The Computer Assisted Rehabilitation Environment (CAREN) is owned and run by the Brain and Spinal Injury Charity (BASIC). Fund raising secured £500,000 for the purchase, installation and training of staff in 2015. It is used as a versatile, multi-sensory virtual reality system in the treatment and rehabilitation of human locomotion, or walking, as well as pain, posture, balance, spinal stability and motor control integration.
At its location at BASIC in Salford, Manchester, it is accessed regularly by Physiotherapists and Technicians to improve the physical abilities of patients with ABI, Stroke, Parkinson’s and Dementia.
Occupational Therapists recognise that patients with complex neurological conditions often struggle to multi-task e.g. think and walk. Occupational Therapists often use paper-based exercises to challenge cognition prior to working in a real environment such as a shopping centre or leisure facility.
Currently, the CAREN is used under the supervision of an experienced Physiotherapist and the programs are set up by a trained CAREN technician. Franki Collinson, Occupational Therapist observed several clients in varying stages of their rehabilitation at BASIC with the CAREN being used primarily to work on physical deficits.
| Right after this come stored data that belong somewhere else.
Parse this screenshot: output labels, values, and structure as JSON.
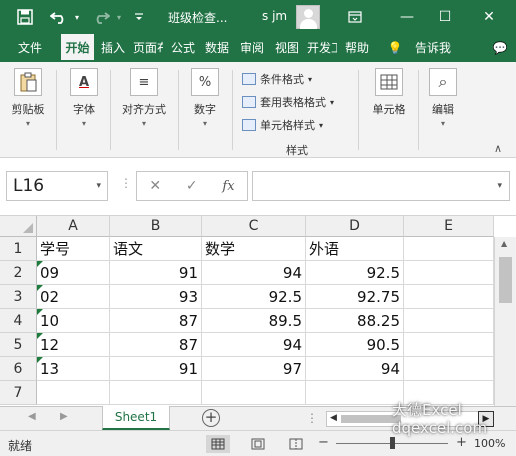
{
  "titlebar": {
    "save_icon": "save-icon",
    "undo_icon": "undo-icon",
    "redo_icon": "redo-icon",
    "customize_icon": "customize-quick-access-icon",
    "title": "班级检查...",
    "user": "s jm",
    "ribbon_display_icon": "ribbon-display-options-icon",
    "minimize": "—",
    "restore": "☐",
    "close": "✕"
  },
  "tabs": [
    {
      "label": "文件"
    },
    {
      "label": "开始"
    },
    {
      "label": "插入"
    },
    {
      "label": "页面布局"
    },
    {
      "label": "公式"
    },
    {
      "label": "数据"
    },
    {
      "label": "审阅"
    },
    {
      "label": "视图"
    },
    {
      "label": "开发工具"
    },
    {
      "label": "帮助"
    },
    {
      "label": "💡"
    },
    {
      "label": "告诉我"
    },
    {
      "label": "💬"
    }
  ],
  "ribbon": {
    "clipboard": {
      "label": "剪贴板",
      "icon": "clipboard-icon"
    },
    "font": {
      "label": "字体",
      "icon": "font-icon",
      "glyph": "A"
    },
    "alignment": {
      "label": "对齐方式",
      "icon": "align-icon",
      "glyph": "≡"
    },
    "number": {
      "label": "数字",
      "icon": "percent-icon",
      "glyph": "%"
    },
    "styles": {
      "conditional": "条件格式",
      "table": "套用表格格式",
      "cell_styles": "单元格样式",
      "group_label": "样式"
    },
    "cells": {
      "label": "单元格",
      "icon": "cells-icon"
    },
    "editing": {
      "label": "编辑",
      "icon": "search-edit-icon",
      "glyph": "⌕"
    },
    "collapse_glyph": "∧"
  },
  "formula_bar": {
    "name_box": "L16",
    "cancel": "✕",
    "enter": "✓",
    "fx": "fx",
    "formula": ""
  },
  "grid": {
    "columns": [
      "A",
      "B",
      "C",
      "D",
      "E"
    ],
    "rows": [
      "1",
      "2",
      "3",
      "4",
      "5",
      "6",
      "7"
    ],
    "data": [
      [
        "学号",
        "语文",
        "数学",
        "外语",
        ""
      ],
      [
        "09",
        "91",
        "94",
        "92.5",
        ""
      ],
      [
        "02",
        "93",
        "92.5",
        "92.75",
        ""
      ],
      [
        "10",
        "87",
        "89.5",
        "88.25",
        ""
      ],
      [
        "12",
        "87",
        "94",
        "90.5",
        ""
      ],
      [
        "13",
        "91",
        "97",
        "94",
        ""
      ],
      [
        "",
        "",
        "",
        "",
        ""
      ]
    ]
  },
  "sheets": {
    "active": "Sheet1",
    "add_glyph": "+",
    "more": "⋮"
  },
  "status": {
    "ready": "就绪",
    "zoom": "100%"
  },
  "watermark": {
    "line1": "大德Excel",
    "line2": "dqexcel.com"
  },
  "colors": {
    "excel_green": "#217346",
    "ribbon_bg": "#f3f3f3"
  }
}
Whilst the Physiotherapist and the technicians recognised the benefit of the cognitive challenge that the CAREN can provide there was not, at the time, a method for specifically grading or selecting an appropriate cognitively challenging program. The aim of the sampling project was to identify if any programs could be chosen to challenge specific cognitive functions where these are suspected of being compromised.
There is a wide array of programs for the clinicians to choose from to improve cognitive functioning.
The Braintree Cognitive Hierarchy has been used to demonstrate where the CAREN may be used to support the development of several cognitive domains.

Ideally, the programs chosen can be used to grade from the foundation functions of attention and visual processing skills and will work upwards towards more complex executive functioning; planning and organisational skills.
Real life requires continuous automatic processing. After a brain injury everyday tasks are very conscious and effortful. The need to ensure vulnerable people are safe can mean that those delivering rehabilitation can be risk averse and there is limited capacity for spontaneous learning and error.

Franki Collinson is presenting the above information to BASIC in the form of a poster and it is hoped it will enhance their use of the CAREN for patients with a range of cognitive difficulties.